Neutralizing responses to Delta are low to undetectable 1yr after mRNA-1273 vaccination.
National Institute of Allergy and Infectious Diseases (NIAID) scientists and colleagues studying the durability of the mRNA-1273 vaccine in the lungs of rhesus macaques have found that one-year after vaccination, protection against the SARS-CoV-2 Delta variant is present, though the response is delayed in the lung. They also found limited protection in the upper airway in the nasal tissue.
In their study, the scientists immunized the macaques using a two-dose regimen with mRNA 1273, four weeks apart. One year later they challenged the animals with the SARS-CoV-2 Delta variant, which has been the dominant cause of COVID-19 cases for the past several months. They found that the vaccine protected the lungs by day four, but the response was slow compared to prior studies where animals were challenged much closer to the time of vaccination.
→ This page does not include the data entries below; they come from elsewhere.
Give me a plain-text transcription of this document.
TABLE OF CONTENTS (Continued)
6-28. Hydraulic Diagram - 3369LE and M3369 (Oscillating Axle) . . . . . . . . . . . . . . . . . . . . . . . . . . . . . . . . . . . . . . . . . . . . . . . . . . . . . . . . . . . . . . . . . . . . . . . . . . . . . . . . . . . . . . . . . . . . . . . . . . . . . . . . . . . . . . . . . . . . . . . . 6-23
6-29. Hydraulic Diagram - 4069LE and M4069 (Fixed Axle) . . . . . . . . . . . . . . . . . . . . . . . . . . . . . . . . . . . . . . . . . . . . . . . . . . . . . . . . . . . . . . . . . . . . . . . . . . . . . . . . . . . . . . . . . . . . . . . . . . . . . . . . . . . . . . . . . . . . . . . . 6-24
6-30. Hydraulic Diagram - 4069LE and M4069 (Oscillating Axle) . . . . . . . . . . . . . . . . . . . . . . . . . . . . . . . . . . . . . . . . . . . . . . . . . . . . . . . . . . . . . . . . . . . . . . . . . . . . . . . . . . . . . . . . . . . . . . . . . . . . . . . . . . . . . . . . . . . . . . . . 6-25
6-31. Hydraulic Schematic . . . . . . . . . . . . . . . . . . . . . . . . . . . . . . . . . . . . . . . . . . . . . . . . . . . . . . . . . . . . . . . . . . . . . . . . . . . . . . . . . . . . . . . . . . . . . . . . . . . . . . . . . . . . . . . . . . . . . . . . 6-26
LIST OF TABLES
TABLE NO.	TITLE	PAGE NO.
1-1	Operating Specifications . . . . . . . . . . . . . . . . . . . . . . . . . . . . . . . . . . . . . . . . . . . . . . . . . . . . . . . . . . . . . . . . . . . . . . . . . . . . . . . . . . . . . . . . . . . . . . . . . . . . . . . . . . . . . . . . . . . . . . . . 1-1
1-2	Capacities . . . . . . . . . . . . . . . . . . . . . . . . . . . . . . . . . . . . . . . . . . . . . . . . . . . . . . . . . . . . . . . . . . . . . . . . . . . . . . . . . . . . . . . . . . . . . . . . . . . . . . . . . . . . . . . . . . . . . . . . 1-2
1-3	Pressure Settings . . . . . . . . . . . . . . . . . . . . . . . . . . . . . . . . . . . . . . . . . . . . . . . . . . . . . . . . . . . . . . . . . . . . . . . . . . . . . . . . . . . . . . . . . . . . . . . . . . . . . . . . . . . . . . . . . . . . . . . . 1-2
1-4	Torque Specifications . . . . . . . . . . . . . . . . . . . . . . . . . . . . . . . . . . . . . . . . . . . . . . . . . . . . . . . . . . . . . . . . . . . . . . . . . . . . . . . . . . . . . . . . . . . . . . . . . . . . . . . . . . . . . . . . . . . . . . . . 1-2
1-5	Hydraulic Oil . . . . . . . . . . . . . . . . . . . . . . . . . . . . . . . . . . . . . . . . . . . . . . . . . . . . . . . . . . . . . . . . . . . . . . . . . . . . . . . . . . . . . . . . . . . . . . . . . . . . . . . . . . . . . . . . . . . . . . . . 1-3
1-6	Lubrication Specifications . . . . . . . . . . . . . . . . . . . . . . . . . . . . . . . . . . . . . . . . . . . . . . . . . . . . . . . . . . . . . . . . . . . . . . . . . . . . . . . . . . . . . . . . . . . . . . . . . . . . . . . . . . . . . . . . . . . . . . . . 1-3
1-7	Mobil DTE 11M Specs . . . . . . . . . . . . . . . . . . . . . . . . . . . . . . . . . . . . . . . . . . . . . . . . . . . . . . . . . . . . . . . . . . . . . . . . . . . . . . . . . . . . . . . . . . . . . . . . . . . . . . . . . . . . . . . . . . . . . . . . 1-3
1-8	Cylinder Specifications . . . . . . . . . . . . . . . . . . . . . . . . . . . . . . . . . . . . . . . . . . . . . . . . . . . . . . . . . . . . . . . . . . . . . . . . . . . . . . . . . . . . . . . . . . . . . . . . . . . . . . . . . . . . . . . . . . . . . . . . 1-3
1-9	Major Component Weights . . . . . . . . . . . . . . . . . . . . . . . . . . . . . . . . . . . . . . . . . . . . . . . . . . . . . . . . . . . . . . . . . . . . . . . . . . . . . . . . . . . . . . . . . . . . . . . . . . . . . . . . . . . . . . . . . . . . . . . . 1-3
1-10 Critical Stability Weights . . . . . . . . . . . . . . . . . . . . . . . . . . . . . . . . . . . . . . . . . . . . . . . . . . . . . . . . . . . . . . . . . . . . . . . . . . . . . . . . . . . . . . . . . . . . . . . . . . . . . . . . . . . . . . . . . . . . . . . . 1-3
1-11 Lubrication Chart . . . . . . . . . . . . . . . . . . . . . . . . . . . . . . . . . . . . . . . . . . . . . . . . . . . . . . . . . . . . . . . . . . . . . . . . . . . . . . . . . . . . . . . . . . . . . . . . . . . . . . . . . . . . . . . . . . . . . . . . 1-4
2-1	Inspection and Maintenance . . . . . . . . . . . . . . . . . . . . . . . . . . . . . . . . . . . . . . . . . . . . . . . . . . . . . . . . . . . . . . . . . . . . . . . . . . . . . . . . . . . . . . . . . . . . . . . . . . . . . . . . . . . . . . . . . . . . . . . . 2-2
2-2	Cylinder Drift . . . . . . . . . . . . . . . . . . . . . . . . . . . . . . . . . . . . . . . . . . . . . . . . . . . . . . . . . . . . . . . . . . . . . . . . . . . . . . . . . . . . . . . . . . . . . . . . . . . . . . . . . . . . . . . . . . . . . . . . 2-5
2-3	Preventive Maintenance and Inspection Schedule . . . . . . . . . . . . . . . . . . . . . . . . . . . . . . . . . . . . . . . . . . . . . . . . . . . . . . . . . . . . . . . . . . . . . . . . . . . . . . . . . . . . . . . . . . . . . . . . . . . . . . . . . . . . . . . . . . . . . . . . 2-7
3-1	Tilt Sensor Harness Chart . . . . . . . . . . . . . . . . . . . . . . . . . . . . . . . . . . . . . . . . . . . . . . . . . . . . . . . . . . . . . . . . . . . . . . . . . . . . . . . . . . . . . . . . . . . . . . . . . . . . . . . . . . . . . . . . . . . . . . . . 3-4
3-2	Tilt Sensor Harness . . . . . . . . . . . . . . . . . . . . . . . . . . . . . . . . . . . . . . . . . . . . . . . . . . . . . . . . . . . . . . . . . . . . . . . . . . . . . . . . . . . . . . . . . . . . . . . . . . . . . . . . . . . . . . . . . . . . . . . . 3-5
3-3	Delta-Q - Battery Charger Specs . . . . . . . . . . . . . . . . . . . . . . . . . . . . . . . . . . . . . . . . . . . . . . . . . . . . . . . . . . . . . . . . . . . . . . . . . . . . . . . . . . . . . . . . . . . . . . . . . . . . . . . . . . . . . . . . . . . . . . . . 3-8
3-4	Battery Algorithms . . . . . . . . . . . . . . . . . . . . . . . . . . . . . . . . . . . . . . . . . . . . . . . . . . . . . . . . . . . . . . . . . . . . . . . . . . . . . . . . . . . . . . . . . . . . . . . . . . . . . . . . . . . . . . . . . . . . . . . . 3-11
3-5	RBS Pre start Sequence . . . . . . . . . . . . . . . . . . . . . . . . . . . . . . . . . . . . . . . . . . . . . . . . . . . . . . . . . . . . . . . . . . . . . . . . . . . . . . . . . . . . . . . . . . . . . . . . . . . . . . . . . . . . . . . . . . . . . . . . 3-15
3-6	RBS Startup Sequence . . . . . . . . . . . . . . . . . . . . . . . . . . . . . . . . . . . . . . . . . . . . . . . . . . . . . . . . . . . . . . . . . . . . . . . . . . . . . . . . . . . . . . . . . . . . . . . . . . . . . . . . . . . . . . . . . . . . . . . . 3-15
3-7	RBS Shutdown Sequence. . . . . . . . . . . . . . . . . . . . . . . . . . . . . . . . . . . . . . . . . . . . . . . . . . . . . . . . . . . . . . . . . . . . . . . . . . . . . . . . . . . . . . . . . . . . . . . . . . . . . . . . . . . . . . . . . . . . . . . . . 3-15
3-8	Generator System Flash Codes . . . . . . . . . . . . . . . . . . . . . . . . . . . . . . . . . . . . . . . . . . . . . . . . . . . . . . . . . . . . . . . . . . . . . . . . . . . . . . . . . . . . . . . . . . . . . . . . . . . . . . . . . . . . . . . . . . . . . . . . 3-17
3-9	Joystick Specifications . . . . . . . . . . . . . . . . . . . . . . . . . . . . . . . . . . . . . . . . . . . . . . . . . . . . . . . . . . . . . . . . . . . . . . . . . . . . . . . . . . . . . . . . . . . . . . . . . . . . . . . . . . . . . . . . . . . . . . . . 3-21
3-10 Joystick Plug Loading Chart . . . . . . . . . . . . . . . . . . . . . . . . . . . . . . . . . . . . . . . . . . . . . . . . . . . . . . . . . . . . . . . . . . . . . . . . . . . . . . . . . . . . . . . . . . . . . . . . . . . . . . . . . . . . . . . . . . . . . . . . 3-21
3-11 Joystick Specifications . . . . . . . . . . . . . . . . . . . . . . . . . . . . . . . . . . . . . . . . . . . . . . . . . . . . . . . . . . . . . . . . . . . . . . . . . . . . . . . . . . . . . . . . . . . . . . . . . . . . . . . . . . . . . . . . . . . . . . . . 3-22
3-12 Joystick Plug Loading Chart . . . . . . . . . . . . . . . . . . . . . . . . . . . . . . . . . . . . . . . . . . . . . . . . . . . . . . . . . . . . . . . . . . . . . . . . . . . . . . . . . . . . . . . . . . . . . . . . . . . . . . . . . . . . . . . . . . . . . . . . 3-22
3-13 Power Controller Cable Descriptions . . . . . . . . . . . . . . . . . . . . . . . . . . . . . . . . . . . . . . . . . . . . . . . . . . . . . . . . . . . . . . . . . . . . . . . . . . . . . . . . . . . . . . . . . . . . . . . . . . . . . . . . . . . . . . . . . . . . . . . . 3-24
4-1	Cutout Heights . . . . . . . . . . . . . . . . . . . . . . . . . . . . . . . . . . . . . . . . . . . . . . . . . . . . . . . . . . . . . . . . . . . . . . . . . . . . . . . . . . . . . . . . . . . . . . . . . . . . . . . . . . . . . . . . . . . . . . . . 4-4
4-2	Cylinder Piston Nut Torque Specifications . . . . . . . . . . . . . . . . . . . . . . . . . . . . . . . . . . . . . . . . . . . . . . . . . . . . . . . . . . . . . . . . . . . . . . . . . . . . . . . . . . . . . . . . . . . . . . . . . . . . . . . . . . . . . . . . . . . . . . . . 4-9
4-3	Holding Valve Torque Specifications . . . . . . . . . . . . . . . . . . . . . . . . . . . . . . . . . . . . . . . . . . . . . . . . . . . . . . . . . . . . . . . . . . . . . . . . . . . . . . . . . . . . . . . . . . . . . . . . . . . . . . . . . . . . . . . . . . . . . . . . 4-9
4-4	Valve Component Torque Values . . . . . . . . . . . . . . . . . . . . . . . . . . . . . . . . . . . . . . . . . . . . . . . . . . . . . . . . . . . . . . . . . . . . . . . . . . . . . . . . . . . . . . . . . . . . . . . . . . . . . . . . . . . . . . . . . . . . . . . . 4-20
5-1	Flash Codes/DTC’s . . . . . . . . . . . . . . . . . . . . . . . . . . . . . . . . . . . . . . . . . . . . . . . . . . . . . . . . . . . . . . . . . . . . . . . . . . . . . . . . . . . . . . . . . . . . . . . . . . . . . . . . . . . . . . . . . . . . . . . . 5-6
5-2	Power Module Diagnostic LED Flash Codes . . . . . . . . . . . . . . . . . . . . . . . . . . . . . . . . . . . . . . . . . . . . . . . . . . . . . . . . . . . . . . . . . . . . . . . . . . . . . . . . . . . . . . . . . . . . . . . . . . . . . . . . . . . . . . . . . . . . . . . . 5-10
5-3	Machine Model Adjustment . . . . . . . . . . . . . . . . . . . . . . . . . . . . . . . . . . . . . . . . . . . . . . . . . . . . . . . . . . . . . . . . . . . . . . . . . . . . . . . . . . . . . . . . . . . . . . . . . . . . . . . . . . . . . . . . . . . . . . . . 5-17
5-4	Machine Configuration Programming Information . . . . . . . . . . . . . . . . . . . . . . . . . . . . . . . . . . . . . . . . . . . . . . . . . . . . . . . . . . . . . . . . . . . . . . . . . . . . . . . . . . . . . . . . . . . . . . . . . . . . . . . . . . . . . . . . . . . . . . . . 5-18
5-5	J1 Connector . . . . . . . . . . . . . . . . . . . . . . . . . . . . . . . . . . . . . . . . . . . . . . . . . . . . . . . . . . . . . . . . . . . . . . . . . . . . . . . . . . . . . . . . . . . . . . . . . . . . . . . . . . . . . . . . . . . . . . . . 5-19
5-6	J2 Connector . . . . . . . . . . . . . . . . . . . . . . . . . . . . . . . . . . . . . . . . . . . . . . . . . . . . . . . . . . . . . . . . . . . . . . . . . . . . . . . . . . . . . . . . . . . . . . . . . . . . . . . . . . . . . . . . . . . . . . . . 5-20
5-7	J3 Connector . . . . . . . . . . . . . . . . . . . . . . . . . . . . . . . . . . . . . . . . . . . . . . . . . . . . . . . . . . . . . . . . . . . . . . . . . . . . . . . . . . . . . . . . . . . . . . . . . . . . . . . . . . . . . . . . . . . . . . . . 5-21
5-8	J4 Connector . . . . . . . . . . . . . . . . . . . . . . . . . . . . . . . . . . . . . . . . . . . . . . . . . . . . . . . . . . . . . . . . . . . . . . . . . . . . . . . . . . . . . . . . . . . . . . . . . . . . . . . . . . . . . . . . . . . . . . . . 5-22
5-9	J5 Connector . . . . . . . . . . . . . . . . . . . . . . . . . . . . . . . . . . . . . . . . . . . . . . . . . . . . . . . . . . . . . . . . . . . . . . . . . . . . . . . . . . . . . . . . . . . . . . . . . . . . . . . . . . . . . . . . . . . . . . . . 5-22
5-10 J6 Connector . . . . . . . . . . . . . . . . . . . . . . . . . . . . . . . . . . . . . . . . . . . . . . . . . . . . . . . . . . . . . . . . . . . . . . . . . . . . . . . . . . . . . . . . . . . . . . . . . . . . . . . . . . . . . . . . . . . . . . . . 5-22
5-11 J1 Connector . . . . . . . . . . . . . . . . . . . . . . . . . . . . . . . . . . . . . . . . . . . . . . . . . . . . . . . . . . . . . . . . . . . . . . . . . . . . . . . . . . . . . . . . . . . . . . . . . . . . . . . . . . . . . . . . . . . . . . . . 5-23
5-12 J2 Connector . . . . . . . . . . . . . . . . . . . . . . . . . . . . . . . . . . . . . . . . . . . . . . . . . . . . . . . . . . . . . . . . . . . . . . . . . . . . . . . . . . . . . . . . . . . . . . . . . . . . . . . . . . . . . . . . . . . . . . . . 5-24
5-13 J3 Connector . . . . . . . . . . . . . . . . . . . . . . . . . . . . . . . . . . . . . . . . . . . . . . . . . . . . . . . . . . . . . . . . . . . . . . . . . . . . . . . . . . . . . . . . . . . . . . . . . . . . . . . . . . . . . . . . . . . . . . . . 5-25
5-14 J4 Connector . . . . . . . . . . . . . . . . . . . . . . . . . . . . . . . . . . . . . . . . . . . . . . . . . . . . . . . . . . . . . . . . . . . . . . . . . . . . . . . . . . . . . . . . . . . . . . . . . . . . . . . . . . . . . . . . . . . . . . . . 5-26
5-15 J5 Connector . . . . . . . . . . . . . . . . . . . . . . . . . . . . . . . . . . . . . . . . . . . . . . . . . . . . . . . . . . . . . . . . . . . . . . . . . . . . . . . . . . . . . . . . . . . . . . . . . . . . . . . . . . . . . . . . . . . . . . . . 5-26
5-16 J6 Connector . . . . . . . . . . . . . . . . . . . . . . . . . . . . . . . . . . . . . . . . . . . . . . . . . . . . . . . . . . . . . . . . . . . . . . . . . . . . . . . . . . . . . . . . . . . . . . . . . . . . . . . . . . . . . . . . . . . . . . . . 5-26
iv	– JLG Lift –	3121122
The authors showed that antibody responses in the lung were increased shortly after challenge with Delta, suggesting this as the mechanism of protection. They also noted reduced SARS-CoV-2 antibodies in the blood and lungs of the animals’ immune systems 48 weeks after vaccination, highlighting the importance of boosting to sustain immunity and protection.
Protection from SARS-CoV-2 Delta one year after mRNA-1273 vaccination in rhesus macaques is coincident with anamnestic antibody response in the lung. Cell, 2 December 2021.